Everything we know about God and His continual interventions in the world is based on the Bible. However, there are different interpretations and exegeses on how to read the Bible. Some Biblical scholars are keen to explain everything in the Bible as a metaphor, while others warn that the Bible should be read just as it is, with a historical underlay of people who wrote it. If they were divinely inspired, as the Holy Tradition of Christianity argues, then why would we consider everything as a metaphor?
The Biblical scholars are very focused on the usage of words in the scriptures. Let us look at some of these words and try to reason what stands behind them.
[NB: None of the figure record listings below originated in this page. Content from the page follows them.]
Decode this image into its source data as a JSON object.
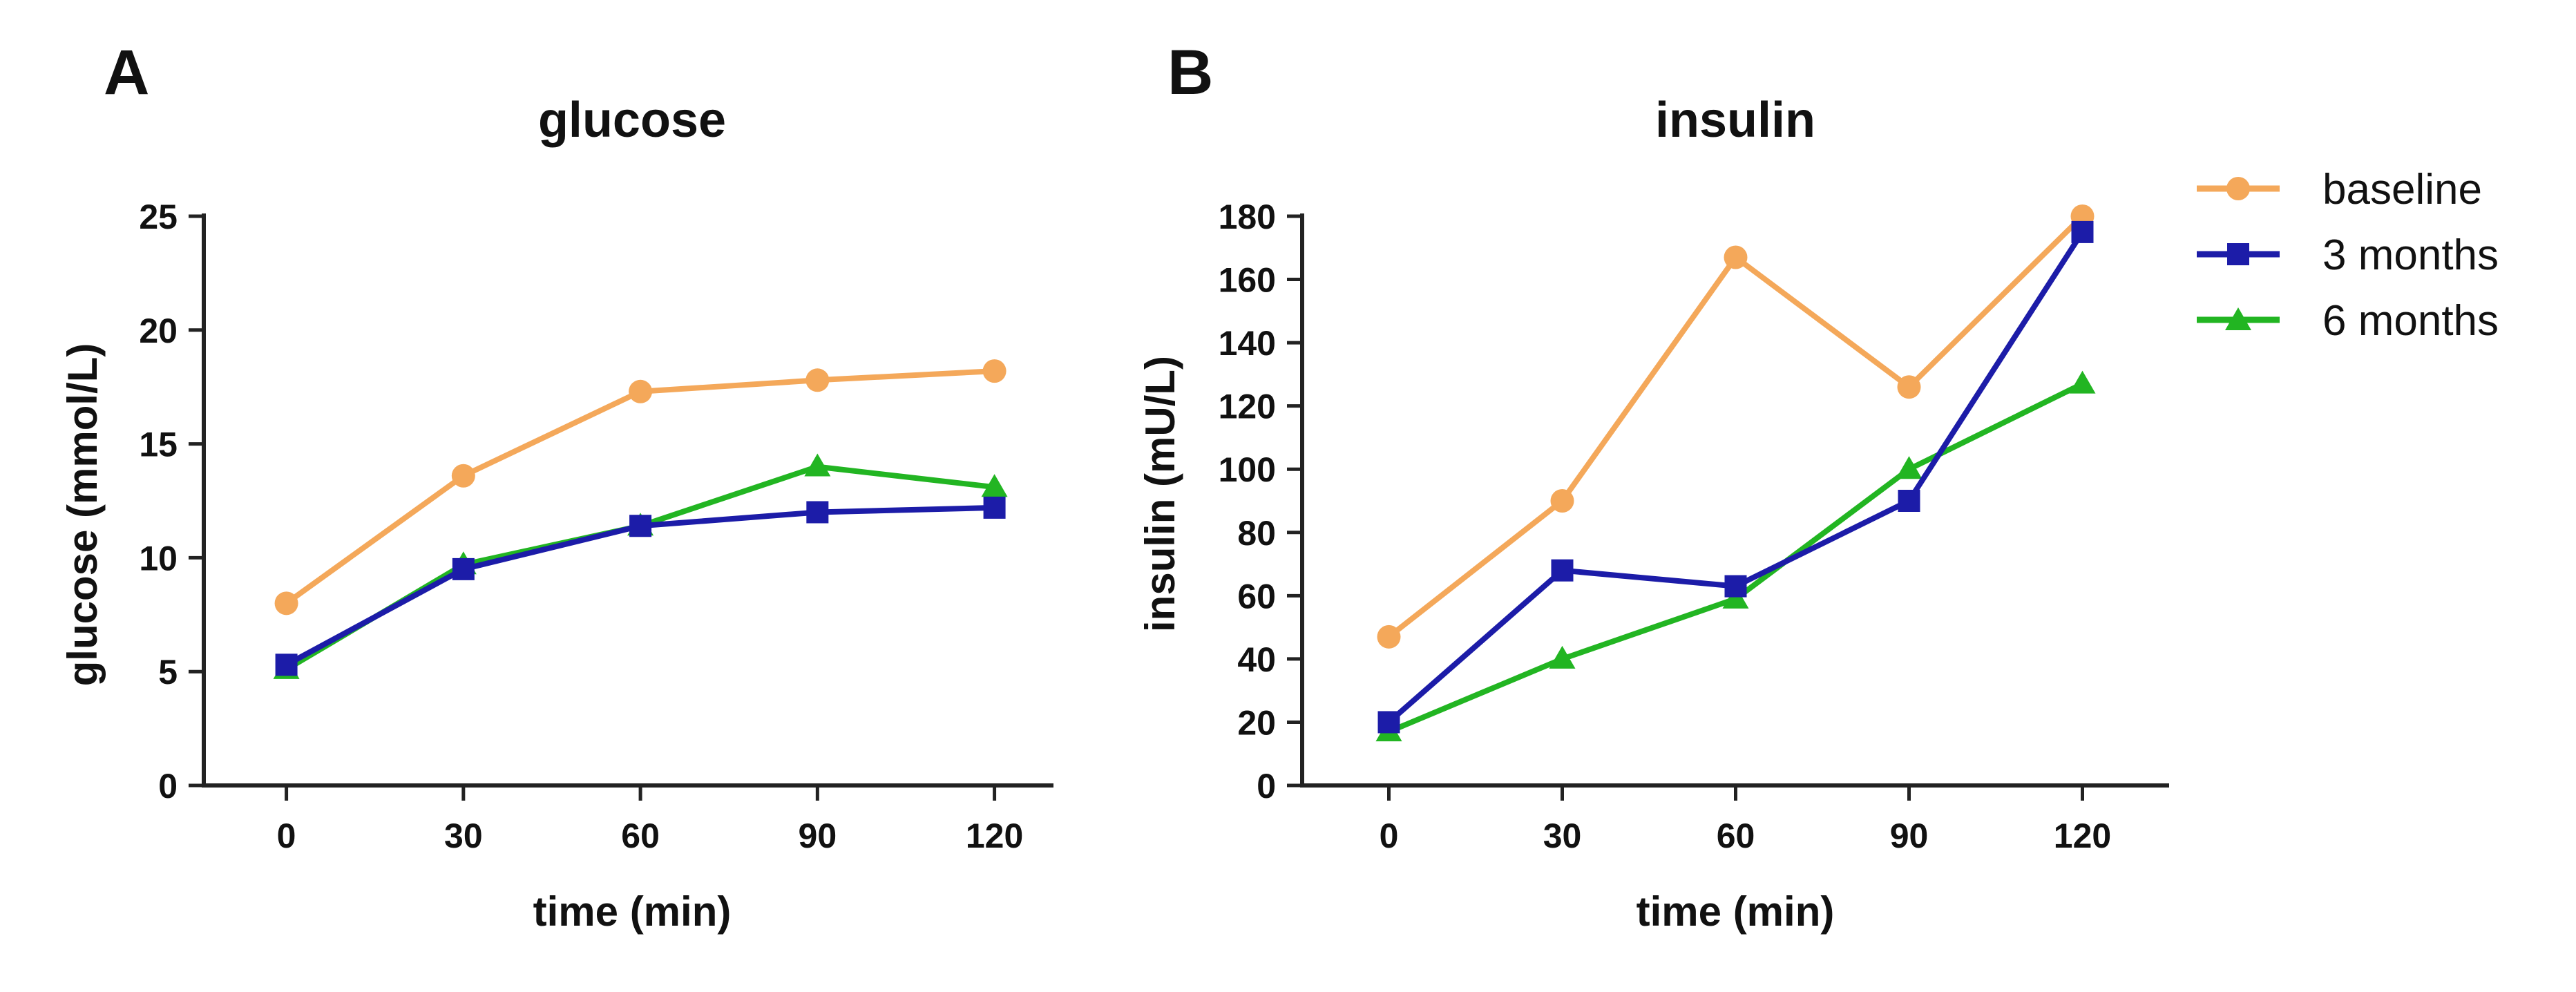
{
  "chart_data": [
    {
      "type": "line",
      "panel": "A",
      "title": "glucose",
      "xlabel": "time (min)",
      "ylabel": "glucose (mmol/L)",
      "x": [
        0,
        30,
        60,
        90,
        120
      ],
      "x_ticks": [
        0,
        30,
        60,
        90,
        120
      ],
      "y_ticks": [
        0,
        5,
        10,
        15,
        20,
        25
      ],
      "xlim": [
        -14,
        130
      ],
      "ylim": [
        0,
        25
      ],
      "grid": false,
      "series": [
        {
          "name": "baseline",
          "color": "#F4A85A",
          "marker": "circle",
          "values": [
            8.0,
            13.6,
            17.3,
            17.8,
            18.2
          ]
        },
        {
          "name": "6 months",
          "color": "#22B522",
          "marker": "triangle",
          "values": [
            5.1,
            9.7,
            11.4,
            14.0,
            13.1
          ]
        },
        {
          "name": "3 months",
          "color": "#1C1CA8",
          "marker": "square",
          "values": [
            5.3,
            9.5,
            11.4,
            12.0,
            12.2
          ]
        }
      ]
    },
    {
      "type": "line",
      "panel": "B",
      "title": "insulin",
      "xlabel": "time (min)",
      "ylabel": "insulin (mU/L)",
      "x": [
        0,
        30,
        60,
        90,
        120
      ],
      "x_ticks": [
        0,
        30,
        60,
        90,
        120
      ],
      "y_ticks": [
        0,
        20,
        40,
        60,
        80,
        100,
        120,
        140,
        160,
        180
      ],
      "xlim": [
        -15,
        135
      ],
      "ylim": [
        0,
        180
      ],
      "grid": false,
      "series": [
        {
          "name": "baseline",
          "color": "#F4A85A",
          "marker": "circle",
          "values": [
            47,
            90,
            167,
            126,
            180
          ]
        },
        {
          "name": "6 months",
          "color": "#22B522",
          "marker": "triangle",
          "values": [
            17,
            40,
            59,
            100,
            127
          ]
        },
        {
          "name": "3 months",
          "color": "#1C1CA8",
          "marker": "square",
          "values": [
            20,
            68,
            63,
            90,
            175
          ]
        }
      ]
    }
  ],
  "legend": {
    "position": "top-right",
    "items": [
      {
        "label": "baseline",
        "color": "#F4A85A",
        "marker": "circle"
      },
      {
        "label": "3 months",
        "color": "#1C1CA8",
        "marker": "square"
      },
      {
        "label": "6 months",
        "color": "#22B522",
        "marker": "triangle"
      }
    ]
  }
}
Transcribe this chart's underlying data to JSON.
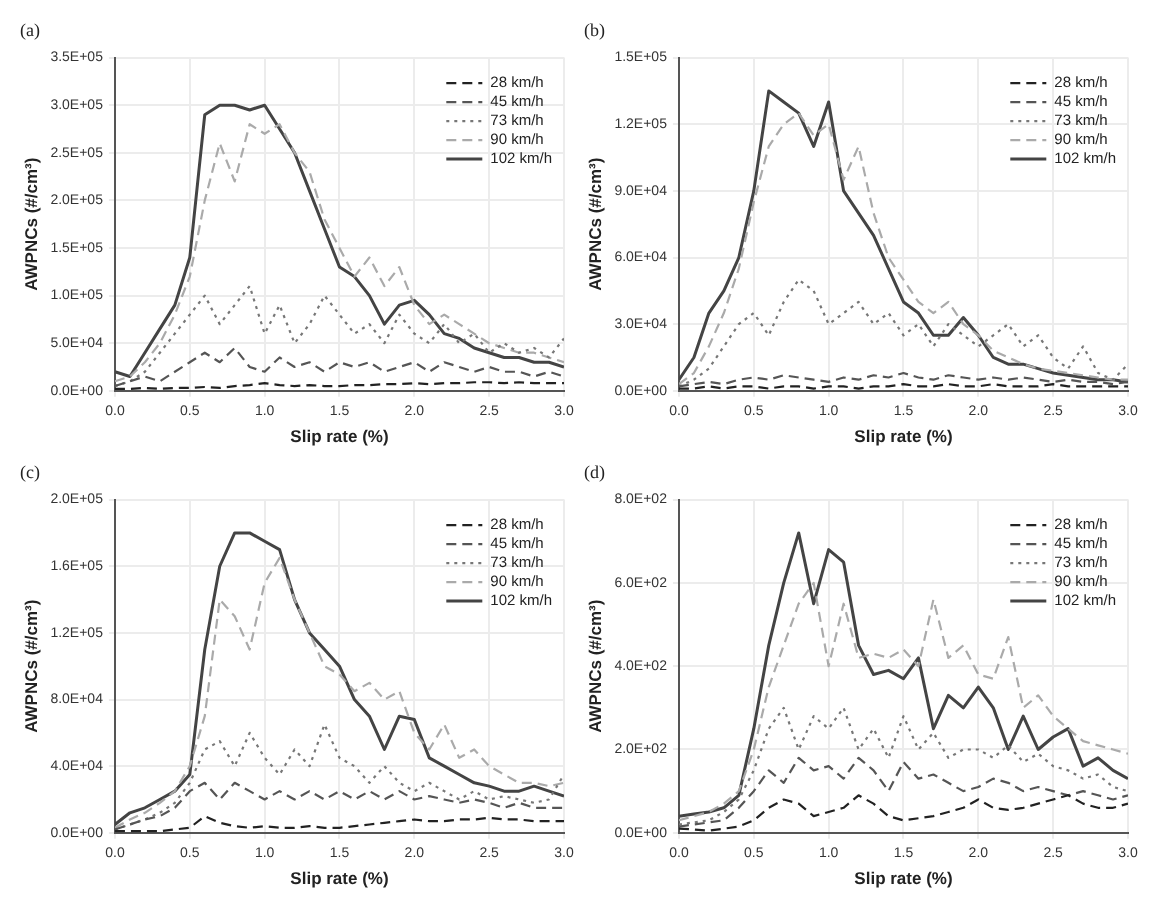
{
  "chart_data": [
    {
      "type": "line",
      "title": "(a)",
      "xlabel": "Slip rate (%)",
      "ylabel": "AWPNCs (#/cm³)",
      "legend": "top right",
      "grid": true,
      "marker": "none",
      "x": [
        0,
        0.1,
        0.2,
        0.3,
        0.4,
        0.5,
        0.6,
        0.7,
        0.8,
        0.9,
        1,
        1.1,
        1.2,
        1.3,
        1.4,
        1.5,
        1.6,
        1.7,
        1.8,
        1.9,
        2,
        2.1,
        2.2,
        2.3,
        2.4,
        2.5,
        2.6,
        2.7,
        2.8,
        2.9,
        3
      ],
      "xlim": [
        0,
        3
      ],
      "xticks": [
        {
          "value": 0,
          "label": "0.0"
        },
        {
          "value": 0.5,
          "label": "0.5"
        },
        {
          "value": 1,
          "label": "1.0"
        },
        {
          "value": 1.5,
          "label": "1.5"
        },
        {
          "value": 2,
          "label": "2.0"
        },
        {
          "value": 2.5,
          "label": "2.5"
        },
        {
          "value": 3,
          "label": "3.0"
        }
      ],
      "ylim": [
        0,
        350000
      ],
      "yticks": [
        {
          "value": 0,
          "label": "0.0E+00"
        },
        {
          "value": 50000,
          "label": "5.0E+04"
        },
        {
          "value": 100000,
          "label": "1.0E+05"
        },
        {
          "value": 150000,
          "label": "1.5E+05"
        },
        {
          "value": 200000,
          "label": "2.0E+05"
        },
        {
          "value": 250000,
          "label": "2.5E+05"
        },
        {
          "value": 300000,
          "label": "3.0E+05"
        },
        {
          "value": 350000,
          "label": "3.5E+05"
        }
      ],
      "series": [
        {
          "name": "28 km/h",
          "color": "#222222",
          "line_style": "dashed",
          "values": [
            2000,
            2000,
            3000,
            2000,
            3000,
            3000,
            4000,
            3000,
            5000,
            6000,
            8000,
            6000,
            5000,
            6000,
            5000,
            5000,
            6000,
            6000,
            7000,
            7000,
            8000,
            7000,
            8000,
            8000,
            9000,
            9000,
            8000,
            9000,
            8000,
            8000,
            8000
          ]
        },
        {
          "name": "45 km/h",
          "color": "#555555",
          "line_style": "dashed",
          "values": [
            5000,
            10000,
            15000,
            10000,
            20000,
            30000,
            40000,
            30000,
            45000,
            25000,
            20000,
            35000,
            25000,
            30000,
            20000,
            30000,
            25000,
            30000,
            20000,
            25000,
            30000,
            20000,
            30000,
            25000,
            20000,
            25000,
            20000,
            20000,
            15000,
            20000,
            15000
          ]
        },
        {
          "name": "73 km/h",
          "color": "#777777",
          "line_style": "dotted",
          "values": [
            5000,
            10000,
            20000,
            40000,
            60000,
            80000,
            100000,
            70000,
            90000,
            110000,
            60000,
            90000,
            50000,
            70000,
            100000,
            80000,
            60000,
            70000,
            50000,
            80000,
            60000,
            50000,
            70000,
            50000,
            60000,
            40000,
            50000,
            40000,
            45000,
            35000,
            55000
          ]
        },
        {
          "name": "90 km/h",
          "color": "#aaaaaa",
          "line_style": "dashed",
          "values": [
            10000,
            15000,
            30000,
            50000,
            80000,
            120000,
            200000,
            260000,
            220000,
            280000,
            270000,
            280000,
            250000,
            230000,
            180000,
            150000,
            120000,
            140000,
            110000,
            130000,
            90000,
            70000,
            80000,
            70000,
            60000,
            50000,
            45000,
            40000,
            40000,
            35000,
            30000
          ]
        },
        {
          "name": "102 km/h",
          "color": "#444444",
          "line_style": "solid",
          "values": [
            20000,
            15000,
            40000,
            65000,
            90000,
            140000,
            290000,
            300000,
            300000,
            295000,
            300000,
            275000,
            250000,
            210000,
            170000,
            130000,
            120000,
            100000,
            70000,
            90000,
            95000,
            80000,
            60000,
            55000,
            45000,
            40000,
            35000,
            35000,
            30000,
            30000,
            25000
          ]
        }
      ]
    },
    {
      "type": "line",
      "title": "(b)",
      "xlabel": "Slip rate (%)",
      "ylabel": "AWPNCs (#/cm³)",
      "legend": "top right",
      "grid": true,
      "marker": "none",
      "x": [
        0,
        0.1,
        0.2,
        0.3,
        0.4,
        0.5,
        0.6,
        0.7,
        0.8,
        0.9,
        1,
        1.1,
        1.2,
        1.3,
        1.4,
        1.5,
        1.6,
        1.7,
        1.8,
        1.9,
        2,
        2.1,
        2.2,
        2.3,
        2.4,
        2.5,
        2.6,
        2.7,
        2.8,
        2.9,
        3
      ],
      "xlim": [
        0,
        3
      ],
      "xticks": [
        {
          "value": 0,
          "label": "0.0"
        },
        {
          "value": 0.5,
          "label": "0.5"
        },
        {
          "value": 1,
          "label": "1.0"
        },
        {
          "value": 1.5,
          "label": "1.5"
        },
        {
          "value": 2,
          "label": "2.0"
        },
        {
          "value": 2.5,
          "label": "2.5"
        },
        {
          "value": 3,
          "label": "3.0"
        }
      ],
      "ylim": [
        0,
        150000
      ],
      "yticks": [
        {
          "value": 0,
          "label": "0.0E+00"
        },
        {
          "value": 30000,
          "label": "3.0E+04"
        },
        {
          "value": 60000,
          "label": "6.0E+04"
        },
        {
          "value": 90000,
          "label": "9.0E+04"
        },
        {
          "value": 120000,
          "label": "1.2E+05"
        },
        {
          "value": 150000,
          "label": "1.5E+05"
        }
      ],
      "series": [
        {
          "name": "28 km/h",
          "color": "#222222",
          "line_style": "dashed",
          "values": [
            1000,
            1000,
            2000,
            1000,
            2000,
            2000,
            1000,
            2000,
            2000,
            1000,
            2000,
            2000,
            1000,
            2000,
            2000,
            3000,
            2000,
            2000,
            3000,
            2000,
            2000,
            3000,
            2000,
            2000,
            2000,
            3000,
            2000,
            2000,
            2000,
            2000,
            2000
          ]
        },
        {
          "name": "45 km/h",
          "color": "#555555",
          "line_style": "dashed",
          "values": [
            2000,
            3000,
            4000,
            3000,
            5000,
            6000,
            5000,
            7000,
            6000,
            5000,
            4000,
            6000,
            5000,
            7000,
            6000,
            8000,
            6000,
            5000,
            7000,
            6000,
            5000,
            6000,
            5000,
            6000,
            5000,
            4000,
            5000,
            4000,
            4000,
            3000,
            4000
          ]
        },
        {
          "name": "73 km/h",
          "color": "#777777",
          "line_style": "dotted",
          "values": [
            2000,
            5000,
            10000,
            20000,
            30000,
            35000,
            25000,
            40000,
            50000,
            45000,
            30000,
            35000,
            40000,
            30000,
            35000,
            25000,
            30000,
            20000,
            30000,
            25000,
            20000,
            25000,
            30000,
            20000,
            25000,
            15000,
            10000,
            20000,
            8000,
            5000,
            12000
          ]
        },
        {
          "name": "90 km/h",
          "color": "#aaaaaa",
          "line_style": "dashed",
          "values": [
            3000,
            8000,
            20000,
            35000,
            55000,
            85000,
            110000,
            120000,
            125000,
            115000,
            120000,
            95000,
            110000,
            80000,
            60000,
            50000,
            40000,
            35000,
            40000,
            30000,
            25000,
            18000,
            15000,
            12000,
            10000,
            9000,
            8000,
            7000,
            6000,
            5000,
            5000
          ]
        },
        {
          "name": "102 km/h",
          "color": "#444444",
          "line_style": "solid",
          "values": [
            5000,
            15000,
            35000,
            45000,
            60000,
            90000,
            135000,
            130000,
            125000,
            110000,
            130000,
            90000,
            80000,
            70000,
            55000,
            40000,
            35000,
            25000,
            25000,
            33000,
            25000,
            15000,
            12000,
            12000,
            10000,
            8000,
            7000,
            6000,
            5000,
            5000,
            4000
          ]
        }
      ]
    },
    {
      "type": "line",
      "title": "(c)",
      "xlabel": "Slip rate (%)",
      "ylabel": "AWPNCs (#/cm³)",
      "legend": "top right",
      "grid": true,
      "marker": "none",
      "x": [
        0,
        0.1,
        0.2,
        0.3,
        0.4,
        0.5,
        0.6,
        0.7,
        0.8,
        0.9,
        1,
        1.1,
        1.2,
        1.3,
        1.4,
        1.5,
        1.6,
        1.7,
        1.8,
        1.9,
        2,
        2.1,
        2.2,
        2.3,
        2.4,
        2.5,
        2.6,
        2.7,
        2.8,
        2.9,
        3
      ],
      "xlim": [
        0,
        3
      ],
      "xticks": [
        {
          "value": 0,
          "label": "0.0"
        },
        {
          "value": 0.5,
          "label": "0.5"
        },
        {
          "value": 1,
          "label": "1.0"
        },
        {
          "value": 1.5,
          "label": "1.5"
        },
        {
          "value": 2,
          "label": "2.0"
        },
        {
          "value": 2.5,
          "label": "2.5"
        },
        {
          "value": 3,
          "label": "3.0"
        }
      ],
      "ylim": [
        0,
        200000
      ],
      "yticks": [
        {
          "value": 0,
          "label": "0.0E+00"
        },
        {
          "value": 40000,
          "label": "4.0E+04"
        },
        {
          "value": 80000,
          "label": "8.0E+04"
        },
        {
          "value": 120000,
          "label": "1.2E+05"
        },
        {
          "value": 160000,
          "label": "1.6E+05"
        },
        {
          "value": 200000,
          "label": "2.0E+05"
        }
      ],
      "series": [
        {
          "name": "28 km/h",
          "color": "#222222",
          "line_style": "dashed",
          "values": [
            1000,
            1000,
            1000,
            1000,
            2000,
            3000,
            10000,
            6000,
            4000,
            3000,
            4000,
            3000,
            3000,
            4000,
            3000,
            3000,
            4000,
            5000,
            6000,
            7000,
            8000,
            7000,
            7000,
            8000,
            8000,
            9000,
            8000,
            8000,
            7000,
            7000,
            7000
          ]
        },
        {
          "name": "45 km/h",
          "color": "#555555",
          "line_style": "dashed",
          "values": [
            2000,
            5000,
            8000,
            10000,
            15000,
            25000,
            30000,
            20000,
            30000,
            25000,
            20000,
            25000,
            20000,
            25000,
            20000,
            25000,
            20000,
            25000,
            20000,
            25000,
            20000,
            22000,
            20000,
            18000,
            20000,
            18000,
            15000,
            18000,
            15000,
            15000,
            15000
          ]
        },
        {
          "name": "73 km/h",
          "color": "#777777",
          "line_style": "dotted",
          "values": [
            2000,
            5000,
            8000,
            12000,
            18000,
            30000,
            50000,
            55000,
            40000,
            60000,
            45000,
            35000,
            50000,
            40000,
            65000,
            45000,
            40000,
            30000,
            40000,
            30000,
            25000,
            30000,
            25000,
            20000,
            25000,
            20000,
            22000,
            20000,
            18000,
            20000,
            35000
          ]
        },
        {
          "name": "90 km/h",
          "color": "#aaaaaa",
          "line_style": "dashed",
          "values": [
            3000,
            8000,
            12000,
            18000,
            25000,
            40000,
            70000,
            140000,
            130000,
            110000,
            150000,
            165000,
            140000,
            120000,
            100000,
            95000,
            85000,
            90000,
            80000,
            85000,
            60000,
            50000,
            65000,
            45000,
            50000,
            40000,
            35000,
            30000,
            30000,
            28000,
            30000
          ]
        },
        {
          "name": "102 km/h",
          "color": "#444444",
          "line_style": "solid",
          "values": [
            5000,
            12000,
            15000,
            20000,
            25000,
            35000,
            110000,
            160000,
            180000,
            180000,
            175000,
            170000,
            140000,
            120000,
            110000,
            100000,
            80000,
            70000,
            50000,
            70000,
            68000,
            45000,
            40000,
            35000,
            30000,
            28000,
            25000,
            25000,
            28000,
            25000,
            22000
          ]
        }
      ]
    },
    {
      "type": "line",
      "title": "(d)",
      "xlabel": "Slip rate (%)",
      "ylabel": "AWPNCs (#/cm³)",
      "legend": "top right",
      "grid": true,
      "marker": "none",
      "x": [
        0,
        0.1,
        0.2,
        0.3,
        0.4,
        0.5,
        0.6,
        0.7,
        0.8,
        0.9,
        1,
        1.1,
        1.2,
        1.3,
        1.4,
        1.5,
        1.6,
        1.7,
        1.8,
        1.9,
        2,
        2.1,
        2.2,
        2.3,
        2.4,
        2.5,
        2.6,
        2.7,
        2.8,
        2.9,
        3
      ],
      "xlim": [
        0,
        3
      ],
      "xticks": [
        {
          "value": 0,
          "label": "0.0"
        },
        {
          "value": 0.5,
          "label": "0.5"
        },
        {
          "value": 1,
          "label": "1.0"
        },
        {
          "value": 1.5,
          "label": "1.5"
        },
        {
          "value": 2,
          "label": "2.0"
        },
        {
          "value": 2.5,
          "label": "2.5"
        },
        {
          "value": 3,
          "label": "3.0"
        }
      ],
      "ylim": [
        0,
        800
      ],
      "yticks": [
        {
          "value": 0,
          "label": "0.0E+00"
        },
        {
          "value": 200,
          "label": "2.0E+02"
        },
        {
          "value": 400,
          "label": "4.0E+02"
        },
        {
          "value": 600,
          "label": "6.0E+02"
        },
        {
          "value": 800,
          "label": "8.0E+02"
        }
      ],
      "series": [
        {
          "name": "28 km/h",
          "color": "#222222",
          "line_style": "dashed",
          "values": [
            10,
            8,
            5,
            10,
            15,
            30,
            60,
            80,
            70,
            40,
            50,
            60,
            90,
            70,
            40,
            30,
            35,
            40,
            50,
            60,
            80,
            60,
            55,
            60,
            70,
            80,
            90,
            70,
            60,
            60,
            70
          ]
        },
        {
          "name": "45 km/h",
          "color": "#555555",
          "line_style": "dashed",
          "values": [
            15,
            20,
            25,
            30,
            60,
            100,
            150,
            120,
            180,
            150,
            160,
            130,
            180,
            150,
            100,
            170,
            130,
            140,
            120,
            100,
            110,
            130,
            120,
            100,
            110,
            100,
            90,
            100,
            90,
            80,
            90
          ]
        },
        {
          "name": "73 km/h",
          "color": "#777777",
          "line_style": "dotted",
          "values": [
            20,
            25,
            30,
            50,
            80,
            150,
            250,
            300,
            200,
            280,
            250,
            300,
            200,
            250,
            180,
            280,
            200,
            240,
            180,
            200,
            200,
            180,
            210,
            170,
            190,
            160,
            150,
            130,
            140,
            110,
            100
          ]
        },
        {
          "name": "90 km/h",
          "color": "#aaaaaa",
          "line_style": "dashed",
          "values": [
            30,
            40,
            50,
            70,
            100,
            200,
            350,
            450,
            550,
            600,
            400,
            550,
            420,
            430,
            420,
            440,
            400,
            560,
            420,
            450,
            380,
            370,
            470,
            300,
            330,
            280,
            250,
            220,
            210,
            200,
            190
          ]
        },
        {
          "name": "102 km/h",
          "color": "#444444",
          "line_style": "solid",
          "values": [
            40,
            45,
            50,
            60,
            90,
            250,
            450,
            600,
            720,
            550,
            680,
            650,
            450,
            380,
            390,
            370,
            420,
            250,
            330,
            300,
            350,
            300,
            200,
            280,
            200,
            230,
            250,
            160,
            180,
            150,
            130
          ]
        }
      ]
    }
  ]
}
It seems that the rod or staff is intimately connected to the rock. In the Old Testament, Moses uses the rod to make miracles. Rod comes almost out of nowhere, and it just happens to be in Moses’ hands. It is also important to acknowledge that Moses had an intimate relationship with God, who talked to him from a bush that seemed to burn but without fire (Exodus 3: 2-4). This description may be understood almost as a portal or as a screen through which God communicates. The rod, furthermore, has extraordinary powers beyond comprehension even in today’s terms. It causes plagues in Egypt (Exodus 7: 9-11), parts the Red Sea (Exodus 14: 20-22), and makes water pour out of a rock (Exodus 17:3-6/Numbers 20:7-11). There is something particular about this rod because if Moses was capable to do such things or to channel the divine power bestowed upon him, the rod would not be necessary. We may then ask if the rod was indeed from this world or is it a tool from outside of this world.
On the other hand, rock has many features that are completely incomprehensible. It pours the water out when touched by Moses’ rod, as we have seen above. When angels’ staff is used, rock produces fire to cook food (Judges 6:20-22); rock pours out rivers of oil (Job 29:6). How may we perceive such rock from the ancient perspective? It would have looked something like a rock, but it is not. It seems this thing has a capacity to store liquid and fire or may just produce it as a simulated thing. Furthermore, these rocks have an interior. One can enter a rock, whereby the ancient Hebrew word for rock is not the same as for the cave (Isaiah 2:10). There are inhabitants of the rock (Isaiah 42:11), and the rock even has secret stairs (Solomon 2:14). Is the rock, therefore, a connection between two worlds, a kind of portal that opens to other realms or a conductor that leads out of simulation?
The New Testament is very intriguing about the rock. Not only Joseph of Arimathea builds the rock in one day (Matthew 27:59-60), but he builds it for a particular purpose. It is obvious that the tomb within a rock/cave cannot be carved out in a single day, so it must have been already created interior. Jesus is laid there, but he resurrects and disappears only to reappear later. How is it done, the Bible does not say. However, the ancient people did understand that Jesus’ body was put there to rest and it had guards and a huge stone was put at the entrance. Something must have happened in the rock and this mysterious place also had an ability to hide or teleport Jesus in the flesh from inside the rock back to our world.
For an omnipotent God, everything is possible. But Jesus conveys that through prayer and belief everything is possible for us too. The question of reality and the fundamental ontology of things comes into question here. If something is fundamental, meaning it cannot be anything else but that particular thing, then the logic suggests that the reality of things does not allow these things to be anything else but its fundamental. If a mountain is a well-known physical group of soil, wood, and rocks, then it is very improbable it would move. But if it moves, as Jesus suggests it can, then it is either not a mountain (rather a simulation) or our perceptions of the real world are completely false. Asking us to believe (Mark 11:23-24) is not proving things. We may be asked to believe in a magic trick, and we cannot explain it, but it is still an illusion, a simulation. A belief is beyond possibility to comprehend, beyond reasoning.
Lastly, Bible tells us a lot about dreams. It seems that people are in a constant process of dreaming, while birth is considered to be an entrance into the matrix where we dream (Exodus 29:7; Job 20:8; Psalms 73:20). We should be aware not to connect these thoughts immediately with the movie Matrix, as dreaming may also be considered how the ancient Semites understood ontological existence. However, dreaming seems very easy, it is a state of being that can exist at one moment and be lost in another. The wicked ones will be gone as a dram (Isaiah 29:7), while the angels who left their habitation are filthy dreamers (Jude 1:6-8). If we consider it really a dream in comparison to the real world (whatever it may be), then we live (or dream) in a simulation. Dreams are altered states of consciousness, felt inner awareness. If we look at the structures of dreams, we see they are different from thoughts and images we have during awake stages, but while we dream, we remember them as believing they are absolutely true, even if they are the most bizarre things and intensely visual. It is often about things that happened to us in the last few days, but it doesn’t play out as it did in our experience. Recalling the dreams as an important way how God speaks to us in the Bible, we may also consider parts of the human brain as a connecting point with the simulation.